Long before Sailors sported stripes, they had a dark and devious past. Perhaps it can be attributed to the inability to draw a line in the sand, and set those stripes firmly on one side or the other. It’s not really black or white after all, and in the good old days they liked to keep things just that. The ambiguity of it all resulted in them getting kicked to the dark side – perhaps strictly as a precaution, but there they sat none-the-less, for centuries. Lunatics, Lepers, Prostitutes, Criminals, and sometimes Entertainers were forced to wear stripes – showing the world who they really were – outcasts.
I suppose, Sailors figured they would take their chances, being considered the likes of any of the above, if it meant it would save their lives. Worry about the consequences of their attire after they’ve survived near drowning. After all, stripes have magical powers. They can allow you to blend into a crowd or stand out in a rough sea. They can trick the eye and delight the mind. They can, of course have symbolic significance, as we are well aware from our beloved stars and stripes.

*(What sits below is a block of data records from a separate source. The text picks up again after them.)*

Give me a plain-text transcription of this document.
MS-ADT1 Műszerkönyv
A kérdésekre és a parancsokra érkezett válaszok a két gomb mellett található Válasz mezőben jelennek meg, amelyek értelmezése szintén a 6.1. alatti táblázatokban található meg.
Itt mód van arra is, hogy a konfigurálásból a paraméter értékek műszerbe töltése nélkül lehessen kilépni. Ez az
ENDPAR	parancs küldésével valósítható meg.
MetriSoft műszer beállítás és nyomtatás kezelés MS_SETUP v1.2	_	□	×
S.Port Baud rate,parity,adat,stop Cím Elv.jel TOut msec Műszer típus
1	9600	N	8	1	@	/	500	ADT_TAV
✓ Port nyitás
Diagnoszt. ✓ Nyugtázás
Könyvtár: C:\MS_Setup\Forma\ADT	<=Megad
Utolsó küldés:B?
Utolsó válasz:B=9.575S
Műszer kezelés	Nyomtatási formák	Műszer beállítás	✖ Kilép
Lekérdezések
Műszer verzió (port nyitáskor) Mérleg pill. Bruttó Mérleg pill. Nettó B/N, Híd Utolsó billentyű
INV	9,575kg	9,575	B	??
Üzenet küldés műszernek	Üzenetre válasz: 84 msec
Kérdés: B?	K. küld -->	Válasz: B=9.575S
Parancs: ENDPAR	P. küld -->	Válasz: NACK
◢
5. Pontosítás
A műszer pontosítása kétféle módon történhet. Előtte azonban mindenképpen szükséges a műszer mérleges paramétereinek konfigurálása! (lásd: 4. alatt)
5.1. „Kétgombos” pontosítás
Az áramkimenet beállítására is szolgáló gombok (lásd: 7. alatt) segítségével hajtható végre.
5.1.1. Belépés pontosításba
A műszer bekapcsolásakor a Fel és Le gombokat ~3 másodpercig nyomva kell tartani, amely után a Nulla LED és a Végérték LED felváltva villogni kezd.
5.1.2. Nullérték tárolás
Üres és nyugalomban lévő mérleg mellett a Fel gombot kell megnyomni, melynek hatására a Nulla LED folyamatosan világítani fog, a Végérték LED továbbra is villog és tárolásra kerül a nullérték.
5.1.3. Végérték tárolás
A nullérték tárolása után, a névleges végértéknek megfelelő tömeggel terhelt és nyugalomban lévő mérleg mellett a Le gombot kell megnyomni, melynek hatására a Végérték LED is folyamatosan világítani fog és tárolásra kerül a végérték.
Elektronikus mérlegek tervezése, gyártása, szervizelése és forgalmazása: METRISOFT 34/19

Napoleon ensured that the Breton Striped Naval Sweaters had 21 stripes to mark his victories. It is hard to know if we should credit the combined French and British Navies for the stripes nautical association, or Coco Channel for bringing it into fashion in 1917. Either way, I am grateful, and certain that they both “earned their stripes” in their own right.

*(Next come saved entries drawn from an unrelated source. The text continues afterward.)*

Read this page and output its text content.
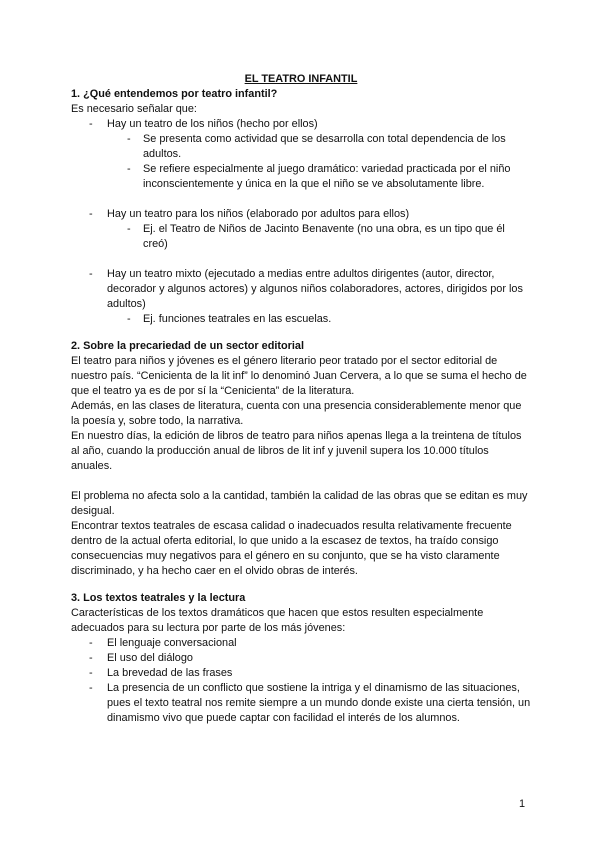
EL TEATRO INFANTIL

1. ¿Qué entendemos por teatro infantil?

Es necesario señalar que:

- Hay un teatro de los niños (hecho por ellos)
- Se presenta como actividad que se desarrolla con total dependencia de los adultos.
- Se refiere especialmente al juego dramático: variedad practicada por el niño inconscientemente y única en la que el niño se ve absolutamente libre.
- Hay un teatro para los niños (elaborado por adultos para ellos)
- Ej. el Teatro de Niños de Jacinto Benavente (no una obra, es un tipo que él creó)
- Hay un teatro mixto (ejecutado a medias entre adultos dirigentes (autor, director, decorador y algunos actores) y algunos niños colaboradores, actores, dirigidos por los adultos)
- Ej. funciones teatrales en las escuelas.

2. Sobre la precariedad de un sector editorial

El teatro para niños y jóvenes es el género literario peor tratado por el sector editorial de nuestro país. “Cenicienta de la lit inf” lo denominó Juan Cervera, a lo que se suma el hecho de que el teatro ya es de por sí la “Cenicienta” de la literatura.

Además, en las clases de literatura, cuenta con una presencia considerablemente menor que la poesía y, sobre todo, la narrativa.

En nuestro días, la edición de libros de teatro para niños apenas llega a la treintena de títulos al año, cuando la producción anual de libros de lit inf y juvenil supera los 10.000 títulos anuales.

El problema no afecta solo a la cantidad, también la calidad de las obras que se editan es muy desigual.

Encontrar textos teatrales de escasa calidad o inadecuados resulta relativamente frecuente dentro de la actual oferta editorial, lo que unido a la escasez de textos, ha traído consigo consecuencias muy negativos para el género en su conjunto, que se ha visto claramente discriminado, y ha hecho caer en el olvido obras de interés.

3. Los textos teatrales y la lectura

Características de los textos dramáticos que hacen que estos resulten especialmente adecuados para su lectura por parte de los más jóvenes:

- El lenguaje conversacional
- El uso del diálogo
- La brevedad de las frases
- La presencia de un conflicto que sostiene la intriga y el dinamismo de las situaciones, pues el texto teatral nos remite siempre a un mundo donde existe una cierta tensión, un dinamismo vivo que puede captar con facilidad el interés de los alumnos.
1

Was it this daring that changed the tide for stripes? Hard to know for sure, but today they have a sunnier connotation. On awnings they welcome you into a home or store, lined up vertically or horizontally they surprise and delight. A quiet room becomes the life of the party, an entry a memorable moment, a beach umbrella a pinwheel of positivity. So if you’re intent on “changing your stripes”, change them for the better.